- ORDER: Procellariiformes
- FAMILY: Oceanitidae
Don't let the dainty Wilson’s Storm-Petrel deceive you—this is one of the world’s hardiest seabirds, at home in the stormy Antarctic as well as the North Atlantic. Barely bigger than swallows, these small, dark brown birds with white tail coverts flutter and glide across oceans in search of plankton. They orient into the wind, patter their feet on the surface, and seize tiny prey with the bill. They often feed around baleen whales, which carry plankton to the surface as they forage.More ID Info
Find This Bird
In North America, look for Wilson’s Storm-Petrels along the Atlantic Coast, not the Pacific. They are sometimes visible from the beach, but a better way to see them is to go to sea on a pelagic birding trip. Wilson’s are often the first seabirds seen in the morning and often the most numerous of the “tubenose” species offshore between May and August. Small numbers also summer in lower Chesapeake Bay. Storm-petrels' size—they're much smaller than other seabirds—and often fluttery flight are distinctive.

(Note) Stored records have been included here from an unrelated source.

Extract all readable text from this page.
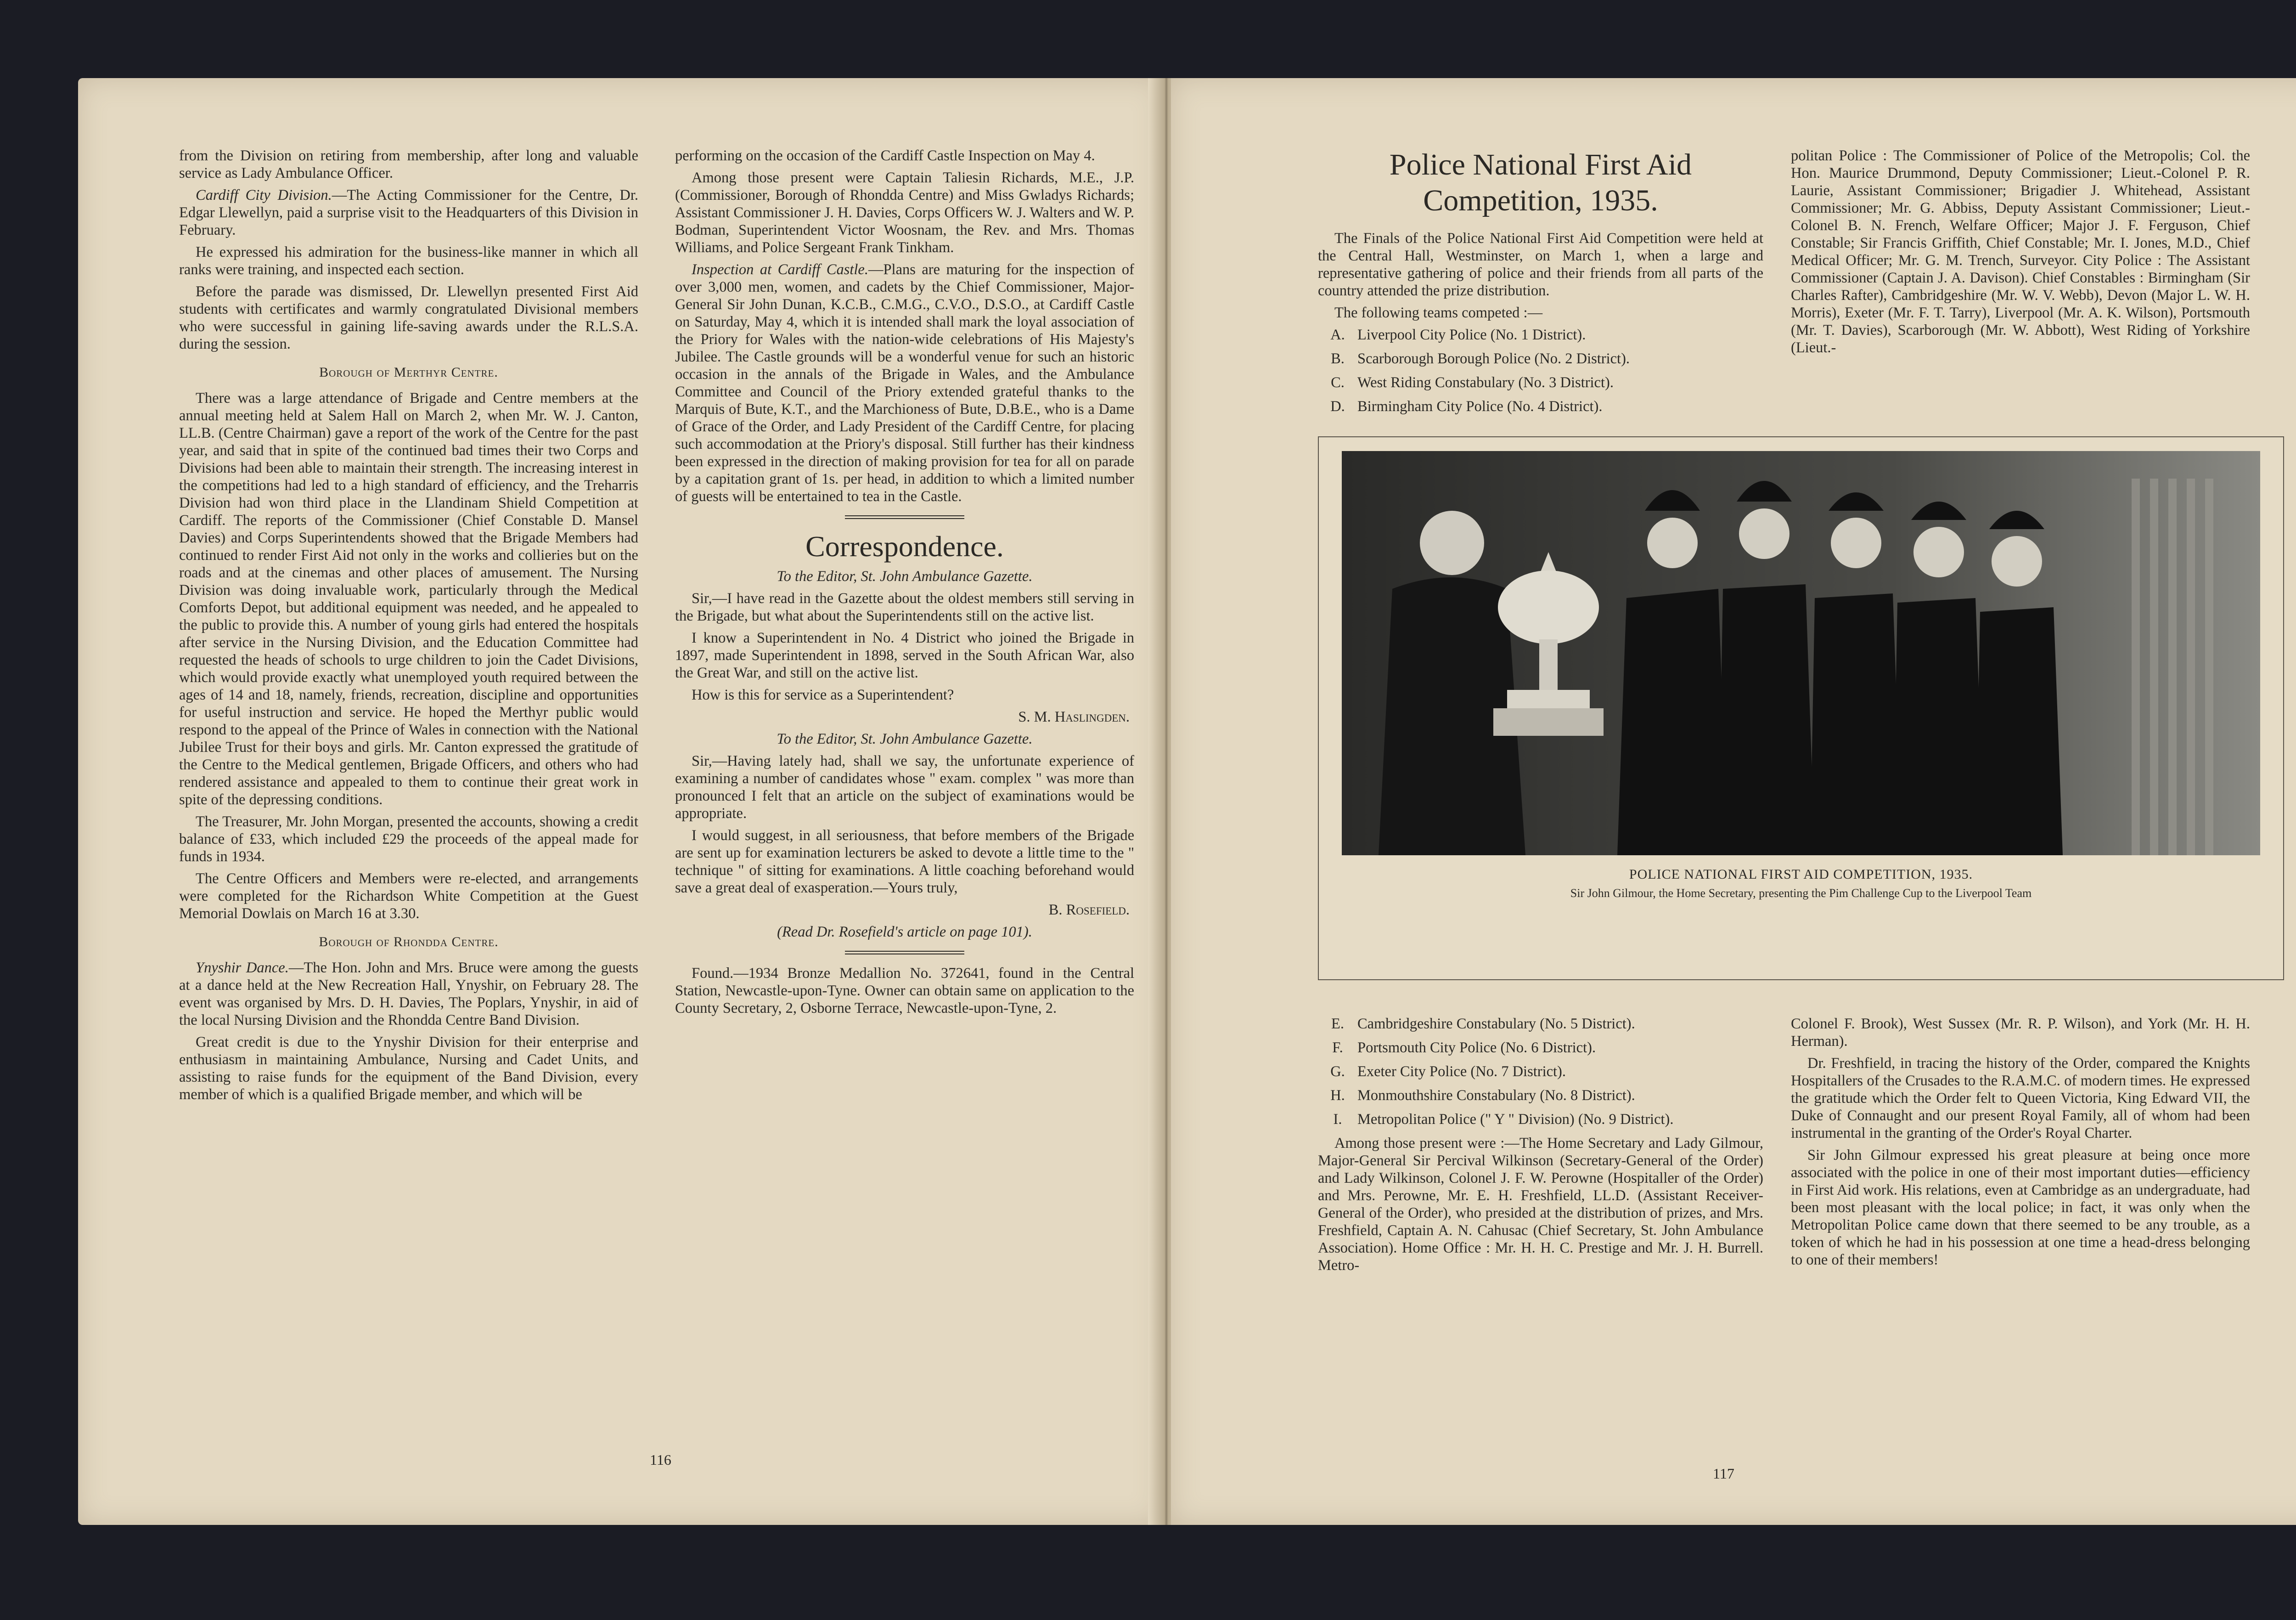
from the Division on retiring from membership, after long and valuable service as Lady Ambulance Officer.

Cardiff City Division.—The Acting Commissioner for the Centre, Dr. Edgar Llewellyn, paid a surprise visit to the Headquarters of this Division in February.

He expressed his admiration for the business-like manner in which all ranks were training, and inspected each section.

Before the parade was dismissed, Dr. Llewellyn presented First Aid students with certificates and warmly congratulated Divisional members who were successful in gaining life-saving awards under the R.L.S.A. during the session.

Borough of Merthyr Centre.

There was a large attendance of Brigade and Centre members at the annual meeting held at Salem Hall on March 2, when Mr. W. J. Canton, LL.B. (Centre Chairman) gave a report of the work of the Centre for the past year, and said that in spite of the continued bad times their two Corps and Divisions had been able to maintain their strength. The increasing interest in the competitions had led to a high standard of efficiency, and the Treharris Division had won third place in the Llandinam Shield Competition at Cardiff. The reports of the Commissioner (Chief Constable D. Mansel Davies) and Corps Superintendents showed that the Brigade Members had continued to render First Aid not only in the works and collieries but on the roads and at the cinemas and other places of amusement. The Nursing Division was doing invaluable work, particularly through the Medical Comforts Depot, but additional equipment was needed, and he appealed to the public to provide this. A number of young girls had entered the hospitals after service in the Nursing Division, and the Education Committee had requested the heads of schools to urge children to join the Cadet Divisions, which would provide exactly what unemployed youth required between the ages of 14 and 18, namely, friends, recreation, discipline and opportunities for useful instruction and service. He hoped the Merthyr public would respond to the appeal of the Prince of Wales in connection with the National Jubilee Trust for their boys and girls. Mr. Canton expressed the gratitude of the Centre to the Medical gentlemen, Brigade Officers, and others who had rendered assistance and appealed to them to continue their great work in spite of the depressing conditions.

The Treasurer, Mr. John Morgan, presented the accounts, showing a credit balance of £33, which included £29 the proceeds of the appeal made for funds in 1934.

The Centre Officers and Members were re-elected, and arrangements were completed for the Richardson White Competition at the Guest Memorial Dowlais on March 16 at 3.30.

Borough of Rhondda Centre.

Ynyshir Dance.—The Hon. John and Mrs. Bruce were among the guests at a dance held at the New Recreation Hall, Ynyshir, on February 28. The event was organised by Mrs. D. H. Davies, The Poplars, Ynyshir, in aid of the local Nursing Division and the Rhondda Centre Band Division.

Great credit is due to the Ynyshir Division for their enterprise and enthusiasm in maintaining Ambulance, Nursing and Cadet Units, and assisting to raise funds for the equipment of the Band Division, every member of which is a qualified Brigade member, and which will be

performing on the occasion of the Cardiff Castle Inspection on May 4.

Among those present were Captain Taliesin Richards, M.E., J.P. (Commissioner, Borough of Rhondda Centre) and Miss Gwladys Richards; Assistant Commissioner J. H. Davies, Corps Officers W. J. Walters and W. P. Bodman, Superintendent Victor Woosnam, the Rev. and Mrs. Thomas Williams, and Police Sergeant Frank Tinkham.

Inspection at Cardiff Castle.—Plans are maturing for the inspection of over 3,000 men, women, and cadets by the Chief Commissioner, Major-General Sir John Dunan, K.C.B., C.M.G., C.V.O., D.S.O., at Cardiff Castle on Saturday, May 4, which it is intended shall mark the loyal association of the Priory for Wales with the nation-wide celebrations of His Majesty's Jubilee. The Castle grounds will be a wonderful venue for such an historic occasion in the annals of the Brigade in Wales, and the Ambulance Committee and Council of the Priory extended grateful thanks to the Marquis of Bute, K.T., and the Marchioness of Bute, D.B.E., who is a Dame of Grace of the Order, and Lady President of the Cardiff Centre, for placing such accommodation at the Priory's disposal. Still further has their kindness been expressed in the direction of making provision for tea for all on parade by a capitation grant of 1s. per head, in addition to which a limited number of guests will be entertained to tea in the Castle.

Correspondence.
To the Editor, St. John Ambulance Gazette.

Sir,—I have read in the Gazette about the oldest members still serving in the Brigade, but what about the Superintendents still on the active list.

I know a Superintendent in No. 4 District who joined the Brigade in 1897, made Superintendent in 1898, served in the South African War, also the Great War, and still on the active list.

How is this for service as a Superintendent?

S. M. Haslingden.
To the Editor, St. John Ambulance Gazette.

Sir,—Having lately had, shall we say, the unfortunate experience of examining a number of candidates whose " exam. complex " was more than pronounced I felt that an article on the subject of examinations would be appropriate.

I would suggest, in all seriousness, that before members of the Brigade are sent up for examination lecturers be asked to devote a little time to the " technique " of sitting for examinations. A little coaching beforehand would save a great deal of exasperation.—Yours truly,

B. Rosefield.
(Read Dr. Rosefield's article on page 101).

Found.—1934 Bronze Medallion No. 372641, found in the Central Station, Newcastle-upon-Tyne. Owner can obtain same on application to the County Secretary, 2, Osborne Terrace, Newcastle-upon-Tyne, 2.

116
Police National First Aid Competition, 1935.

The Finals of the Police National First Aid Competition were held at the Central Hall, Westminster, on March 1, when a large and representative gathering of police and their friends from all parts of the country attended the prize distribution.

The following teams competed :—

A. Liverpool City Police (No. 1 District).
B. Scarborough Borough Police (No. 2 District).
C. West Riding Constabulary (No. 3 District).
D. Birmingham City Police (No. 4 District).

politan Police : The Commissioner of Police of the Metropolis; Col. the Hon. Maurice Drummond, Deputy Commissioner; Lieut.-Colonel P. R. Laurie, Assistant Commissioner; Brigadier J. Whitehead, Assistant Commissioner; Mr. G. Abbiss, Deputy Assistant Commissioner; Lieut.-Colonel B. N. French, Welfare Officer; Major J. F. Ferguson, Chief Constable; Sir Francis Griffith, Chief Constable; Mr. I. Jones, M.D., Chief Medical Officer; Mr. G. M. Trench, Surveyor. City Police : The Assistant Commissioner (Captain J. A. Davison). Chief Constables : Birmingham (Sir Charles Rafter), Cambridgeshire (Mr. W. V. Webb), Devon (Major L. W. H. Morris), Exeter (Mr. F. T. Tarry), Liverpool (Mr. A. K. Wilson), Portsmouth (Mr. T. Davies), Scarborough (Mr. W. Abbott), West Riding of Yorkshire (Lieut.-

E. Cambridgeshire Constabulary (No. 5 District).
F. Portsmouth City Police (No. 6 District).
G. Exeter City Police (No. 7 District).
H. Monmouthshire Constabulary (No. 8 District).
I.	Metropolitan Police (" Y " Division) (No. 9 District).

Among those present were :—The Home Secretary and Lady Gilmour, Major-General Sir Percival Wilkinson (Secretary-General of the Order) and Lady Wilkinson, Colonel J. F. W. Perowne (Hospitaller of the Order) and Mrs. Perowne, Mr. E. H. Freshfield, LL.D. (Assistant Receiver-General of the Order), who presided at the distribution of prizes, and Mrs. Freshfield, Captain A. N. Cahusac (Chief Secretary, St. John Ambulance Association). Home Office : Mr. H. H. C. Prestige and Mr. J. H. Burrell. Metro-

Colonel F. Brook), West Sussex (Mr. R. P. Wilson), and York (Mr. H. H. Herman).

Dr. Freshfield, in tracing the history of the Order, compared the Knights Hospitallers of the Crusades to the R.A.M.C. of modern times. He expressed the gratitude which the Order felt to Queen Victoria, King Edward VII, the Duke of Connaught and our present Royal Family, all of whom had been instrumental in the granting of the Order's Royal Charter.

Sir John Gilmour expressed his great pleasure at being once more associated with the police in one of their most important duties—efficiency in First Aid work. His relations, even at Cambridge as an undergraduate, had been most pleasant with the local police; in fact, it was only when the Metropolitan Police came down that there seemed to be any trouble, as a token of which he had in his possession at one time a head-dress belonging to one of their members!

117
POLICE NATIONAL FIRST AID COMPETITION, 1935.
Sir John Gilmour, the Home Secretary, presenting the Pim Challenge Cup to the Liverpool Team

- Paíño de Wilson (Spanish)
- Océanite de Wilson (French)
- Cool Facts
- Wilson's Storm-Petrel is one of the widest-ranging of all seabirds. It breeds as far south as Antarctica, but regularly travels to all of the world's oceans except the North Pacific and Arctic.
- Early mariners were impressed by storm-petrels’ ability to survive far out to sea. The name “petrel” derives from Peter’s walk on water (however brief) in the Gospel of Matthew in the Christian Bible—a reference to the storm-petrel’s tendency to patter its feet on the water as it forages. In New England and Newfoundland, fishermen still refer to storm-petrels as “Mother Carey’s chickens,” a reference to mater caritas, the Virgin Mary.
- Wilson’s Storm-Petrel’s genus name, Oceanites, is taken from Greek mythology. It's a reference to the uncountable “oceanides,” the daughters of Tethys and Oceanus, two pre-Olympian gods (or Titans). Thus, both the bird’s habitat and its abundance are referenced in the genus name.